If you haven’t heard of the 1980’s “Gorgeous Ladies of Wrestling,” or GLOW for short, don’t worry, you are not alone. The only wrestler I had heard of in the ’80’s was Hulk Hogan, and that’s just because he appeared on the lunch-boxes and t-shirts of my fellow classmates. But, knowing the whole history of the women’s wrestling phenomenon that was GLOW, is not necessary to enjoy Netflix’s new original show.
While I had never heard of GLOW until a few weeks ago, I did find a documentary on Netflix of the true story behind these ladies of wrestling. I’m assuming they put this out to get people excited for their new series, GLOW, which premiered today. I mean, it worked on me. I don’t think it’s necessary to watch the documentary before you watch the show, but I really enjoyed hearing the real stories behind it and then seeing these characters pop up in the series.
Let me break down the basic premise for you. GLOW was a show that ran from 1986-1989 with females wrestling, however, the majority of them were not actual wrestlers, or even athletes. I think that’s a pretty important part of it. In 1986, a bunch of actresses showed up for a casting call and, once they were hired, they spent all of 5 weeks training to fight each other in the ring. Some of the real GLOW members told us that the ring was hard wood and steel, instead of soft mats. The fighting was also often real and injuries were common because the audience could sense when it was fake and wouldn’t stand for it, according to GLOW members. They created larger than life characters and even rapped (well, by ’80’s rap standards). Don’t believe me, watch this gem below.
The Netflix Original Series GLOW is a re-imagining of the original. However, the first season a doesn’t seem to be too far off from the truth. The character names have changed, but the story itself is fairly accurate, at least as it was presented in the documentary. We get to watch the ladies learn wrestling moves, come up with characters, struggle with the identity of these characters (a lot of racist stereotypes), and grow into their own. It has a very A League of Their Own meets Whip It meets hair spray, spandex, and blue eye shadow.
The story follows Ruth (Alison Brie, Community), an out of work actress, who is tired of auditioning for secretaries and wants a role of substance. She is out of money and out of choices though, which leads her to GLOW. The director of GLOW, played by Marc Maron, immediately dislikes her, but, much like Tom Hanks and Geena Davis, the two learn to work together for the team. The rest of the cast is made up of mostly unknown actors, which is one of the many things I like about Netflix Originals, but everyone holds their own. We don’t really get to know much about most of the other characters, but hopefully that is something a second season will bring.

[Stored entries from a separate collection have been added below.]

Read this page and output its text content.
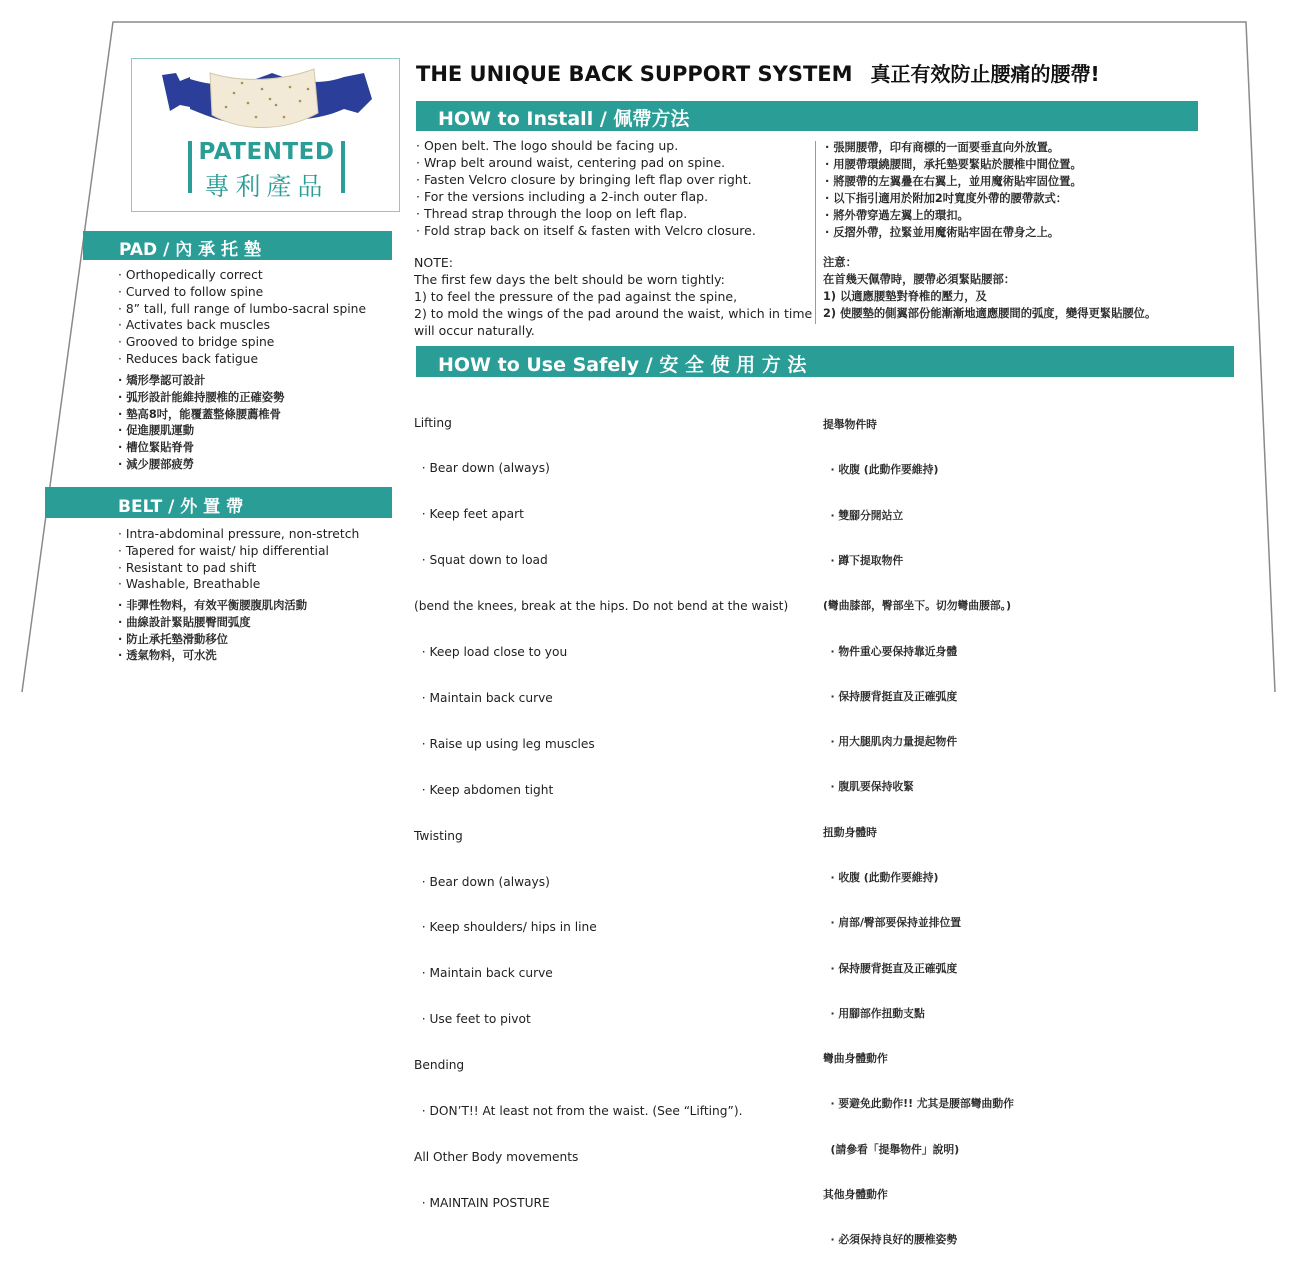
PATENTED
專利產品
THE UNIQUE BACK SUPPORT SYSTEM 真正有效防止腰痛的腰帶!
HOW to Install / 佩帶方法
· Open belt. The logo should be facing up.
· Wrap belt around waist, centering pad on spine.
· Fasten Velcro closure by bringing left flap over right.
· For the versions including a 2-inch outer flap.
· Thread strap through the loop on left flap.
· Fold strap back on itself & fasten with Velcro closure.
· 張開腰帶，印有商標的一面要垂直向外放置。
· 用腰帶環繞腰間，承托墊要緊貼於腰椎中間位置。
· 將腰帶的左翼疊在右翼上，並用魔術貼牢固位置。
· 以下指引適用於附加2吋寬度外帶的腰帶款式：
· 將外帶穿過左翼上的環扣。
· 反摺外帶，拉緊並用魔術貼牢固在帶身之上。
NOTE:
The first few days the belt should be worn tightly:
1) to feel the pressure of the pad against the spine,
2) to mold the wings of the pad around the waist, which in time
will occur naturally.
注意：
在首幾天佩帶時，腰帶必須緊貼腰部：
1) 以適應腰墊對脊椎的壓力，及
2) 使腰墊的側翼部份能漸漸地適應腰間的弧度，變得更緊貼腰位。
PAD / 內 承 托 墊
· Orthopedically correct
· Curved to follow spine
· 8” tall, full range of lumbo-sacral spine
· Activates back muscles
· Grooved to bridge spine
· Reduces back fatigue
· 矯形學認可設計
· 弧形設計能維持腰椎的正確姿勢
· 墊高8吋，能覆蓋整條腰薦椎骨
· 促進腰肌運動
· 槽位緊貼脊骨
· 減少腰部疲勞
BELT / 外 置 帶
· Intra-abdominal pressure, non-stretch
· Tapered for waist/ hip differential
· Resistant to pad shift
· Washable, Breathable
· 非彈性物料，有效平衡腰腹肌肉活動
· 曲線設計緊貼腰臀間弧度
· 防止承托墊滑動移位
· 透氣物料，可水洗
HOW to Use Safely / 安 全 使 用 方 法

Lifting

· Bear down (always)

· Keep feet apart

· Squat down to load

(bend the knees, break at the hips. Do not bend at the waist)

· Keep load close to you

· Maintain back curve

· Raise up using leg muscles

· Keep abdomen tight

Twisting

· Bear down (always)

· Keep shoulders/ hips in line

· Maintain back curve

· Use feet to pivot

Bending

· DON’T!! At least not from the waist. (See “Lifting”).

All Other Body movements

· MAINTAIN POSTURE

提舉物件時

· 收腹 (此動作要維持)

· 雙腳分開站立

· 蹲下提取物件

(彎曲膝部，臀部坐下。切勿彎曲腰部。)

· 物件重心要保持靠近身體

· 保持腰背挺直及正確弧度

· 用大腿肌肉力量提起物件

· 腹肌要保持收緊

扭動身體時

· 收腹 (此動作要維持)

· 肩部/臀部要保持並排位置

· 保持腰背挺直及正確弧度

· 用腳部作扭動支點

彎曲身體動作

· 要避免此動作!! 尤其是腰部彎曲動作

(請參看「提舉物件」說明)

其他身體動作

· 必須保持良好的腰椎姿勢
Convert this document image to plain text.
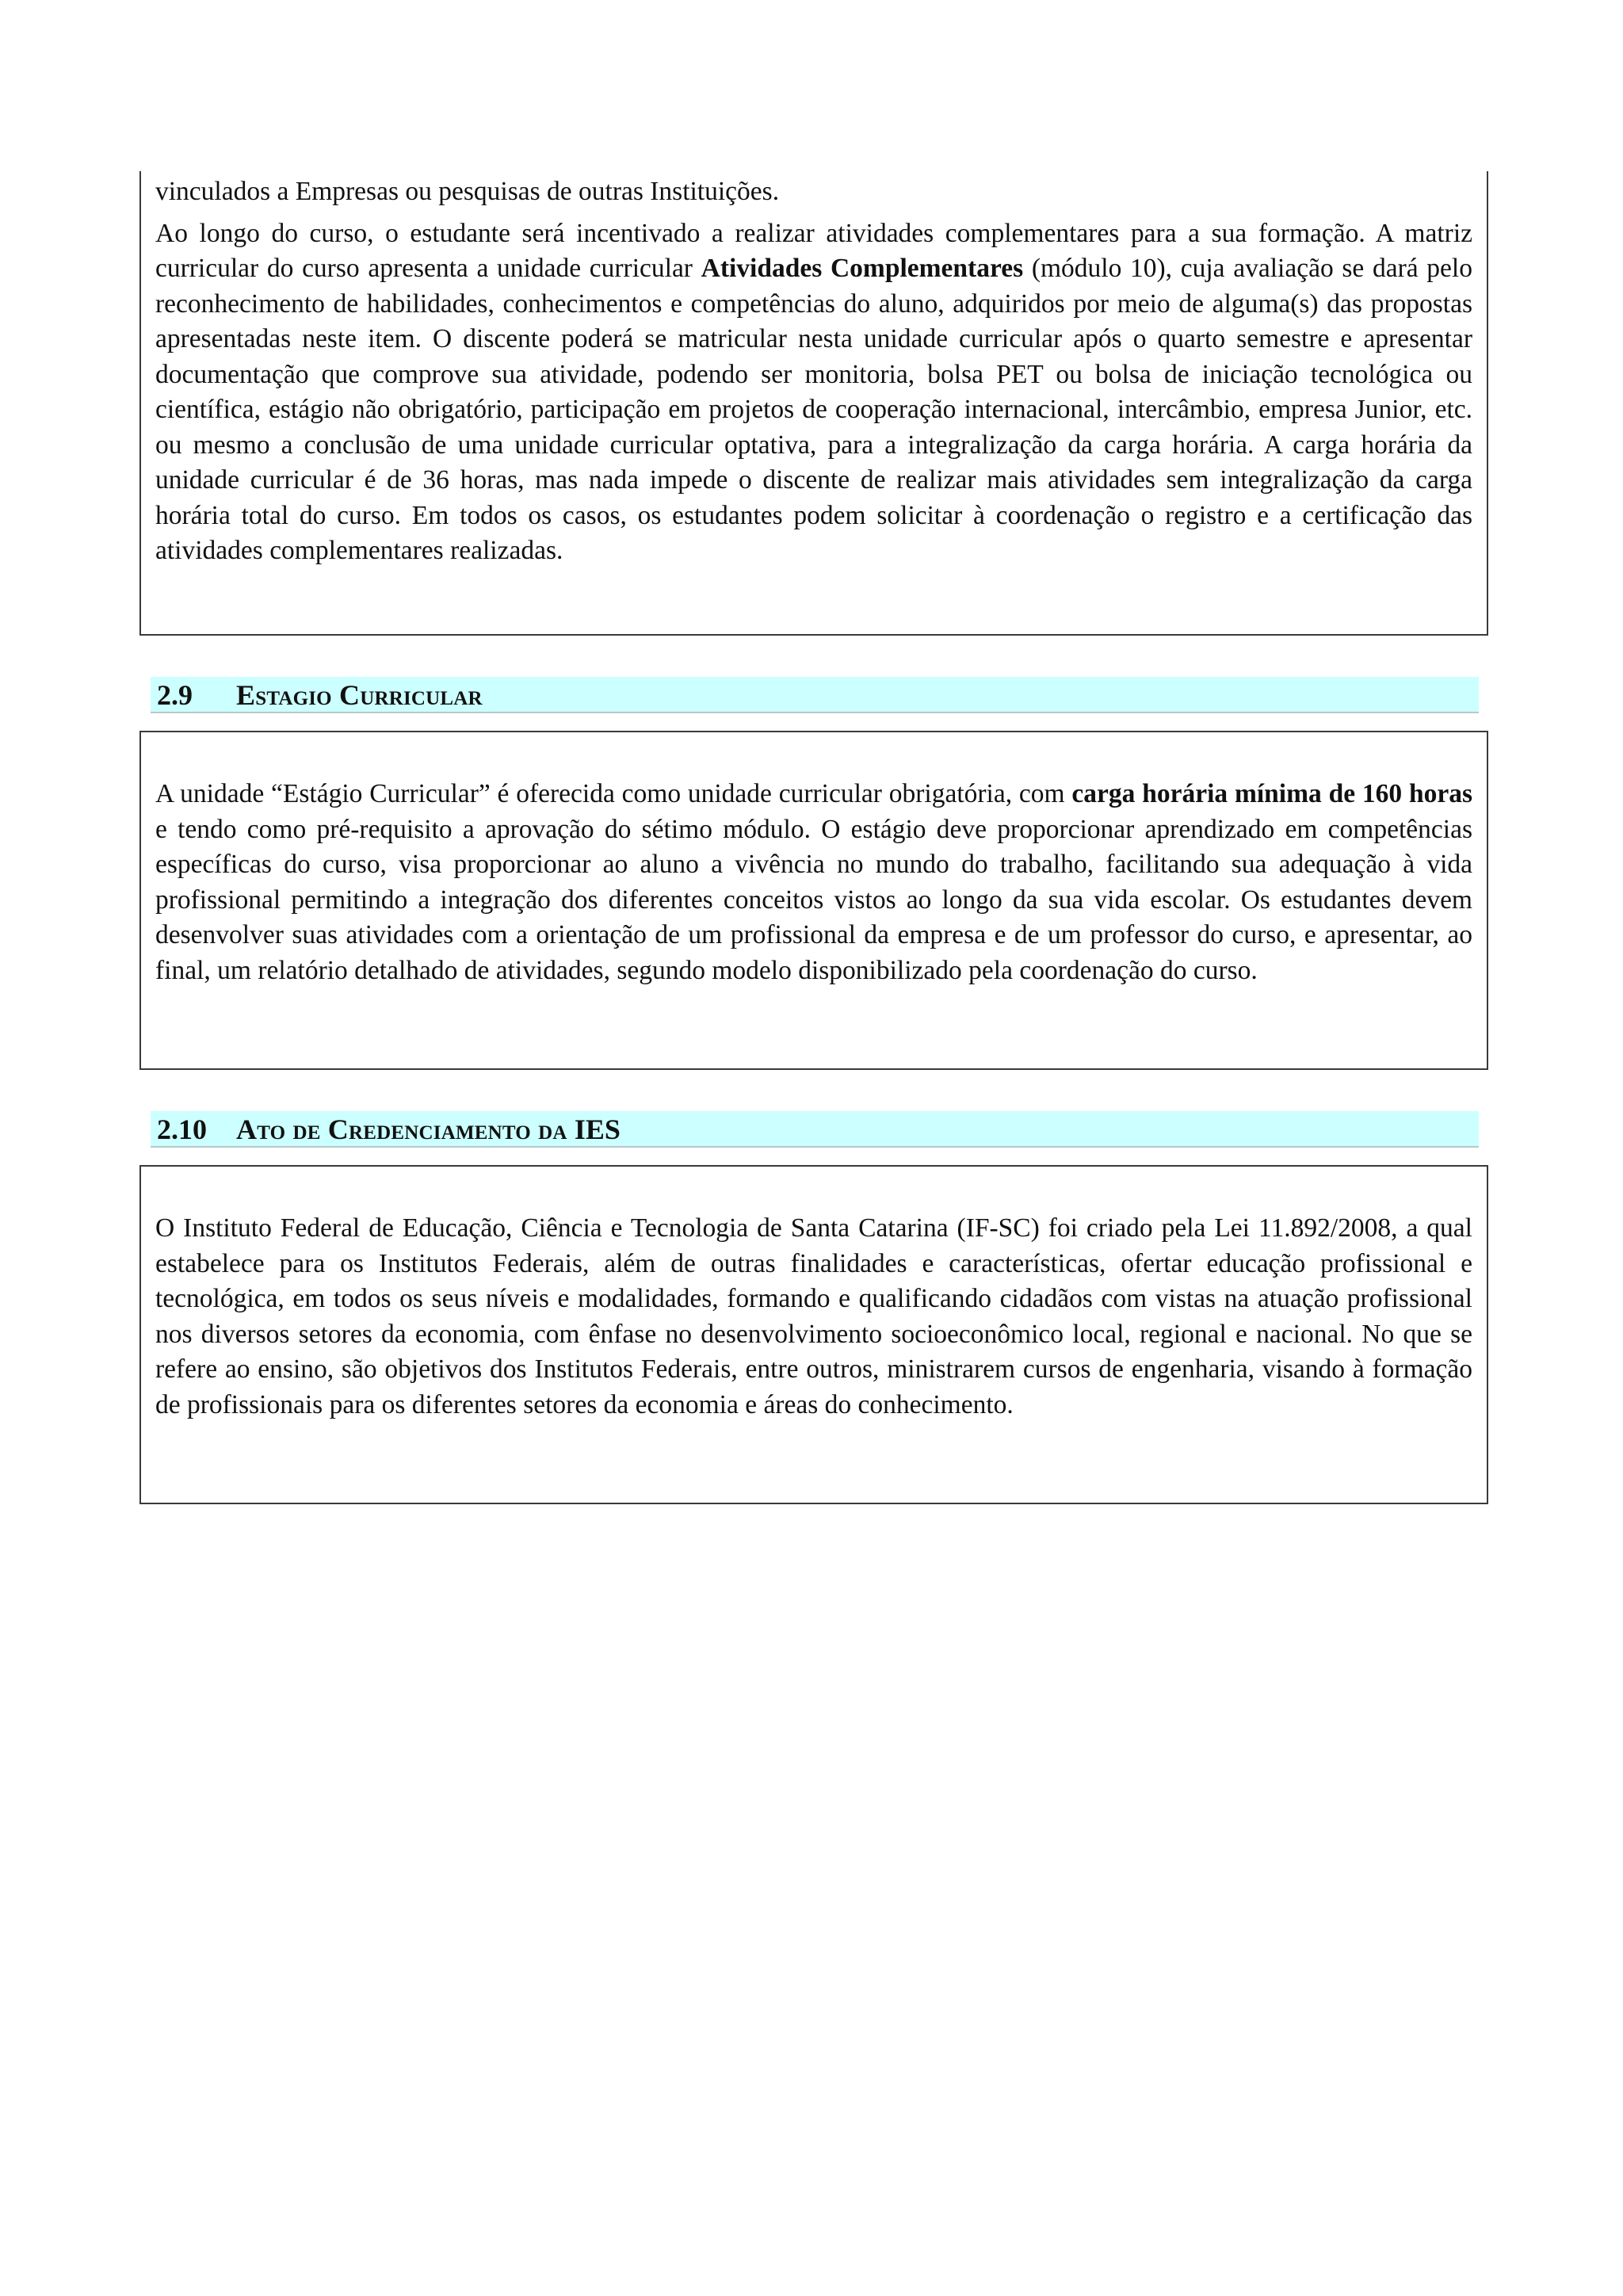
vinculados a Empresas ou pesquisas de outras Instituições.

Ao longo do curso, o estudante será incentivado a realizar atividades complementares para a sua formação. A matriz curricular do curso apresenta a unidade curricular Atividades Complementares (módulo 10), cuja avaliação se dará pelo reconhecimento de habilidades, conhecimentos e competências do aluno, adquiridos por meio de alguma(s) das propostas apresentadas neste item. O discente poderá se matricular nesta unidade curricular após o quarto semestre e apresentar documentação que comprove sua atividade, podendo ser monitoria, bolsa PET ou bolsa de iniciação tecnológica ou científica, estágio não obrigatório, participação em projetos de cooperação internacional, intercâmbio, empresa Junior, etc. ou mesmo a conclusão de uma unidade curricular optativa, para a integralização da carga horária. A carga horária da unidade curricular é de 36 horas, mas nada impede o discente de realizar mais atividades sem integralização da carga horária total do curso. Em todos os casos, os estudantes podem solicitar à coordenação o registro e a certificação das atividades complementares realizadas.

2.9 Estagio Curricular

A unidade “Estágio Curricular” é oferecida como unidade curricular obrigatória, com carga horária mínima de 160 horas e tendo como pré-requisito a aprovação do sétimo módulo. O estágio deve proporcionar aprendizado em competências específicas do curso, visa proporcionar ao aluno a vivência no mundo do trabalho, facilitando sua adequação à vida profissional permitindo a integração dos diferentes conceitos vistos ao longo da sua vida escolar. Os estudantes devem desenvolver suas atividades com a orientação de um profissional da empresa e de um professor do curso, e apresentar, ao final, um relatório detalhado de atividades, segundo modelo disponibilizado pela coordenação do curso.

2.10 Ato de Credenciamento da IES

O Instituto Federal de Educação, Ciência e Tecnologia de Santa Catarina (IF-SC) foi criado pela Lei 11.892/2008, a qual estabelece para os Institutos Federais, além de outras finalidades e características, ofertar educação profissional e tecnológica, em todos os seus níveis e modalidades, formando e qualificando cidadãos com vistas na atuação profissional nos diversos setores da economia, com ênfase no desenvolvimento socioeconômico local, regional e nacional. No que se refere ao ensino, são objetivos dos Institutos Federais, entre outros, ministrarem cursos de engenharia, visando à formação de profissionais para os diferentes setores da economia e áreas do conhecimento.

This show is mostly light and fun. The wrestling personas are campy and the costumes are full of glitter. The show lightly touches on some of the issues surrounding GLOW, such as a black woman struggling with having to play the role of the “Welfare Queen” because of the racial prejudice. Maron’s character tells her it’s a comment on the stereotype, which is smartly followed up with, “yeah, but who’s gonna get that?” (not an exact quote). Another woman plays a middle eastern terrorist and grapples with the hatred of the audience that boos her and calls her a towel head. It also shows a housewife trying to break away and form her own identity without her controlling husband. And a daughter, trying to break out on her own away from the legacy of her family. There’s talk of sex, periods (gasp), lactating breasts, and abortion. Things that are often still rarely talked about openly today.
Maron’s portrayal of the director as a crotchety jerk seems to be a watered down version of the real life director, Matt Cimber. In the GLOW documentary, the women recalled how Cimber would often shout abusive statements at them during rehearsals, telling them they are fat and disgusting, and so on. While Maron’s character is definitely not the most likable, he isn’t as abusive as the real Cimber was. He’s more of a sad washed up director with no where else to go. Perhaps it’s because that would take away from the show’s theme of women empowerment. That’s probably why the wrestlers weren’t ever shown as really hurt or tending to injuries, even though many of the real life wrestlers now have permanent disabilities due to how rough they were on each other in the ring.
As far as overall production quality and acting, I really like this show. I think it should definitely get a second season. As far as the story and theme, I hope that they will take more time to tackle the blatant racism and sexism that exists around the show. I think the empowerment that came from these women finding an outlet and a place where they can be strong without apology is super important. But, the fact that the women are also paraded around as sex objects and treated poorly by the men who manage them is also an important aspect of the story.
In short, if you found yourself wishing that A League of Their Own had bigger hair, more glitter, fouler language, and a lot more color, then this show is for you! So get your favorite snacks and cozy up in front of the TV for some butt-kicking fun.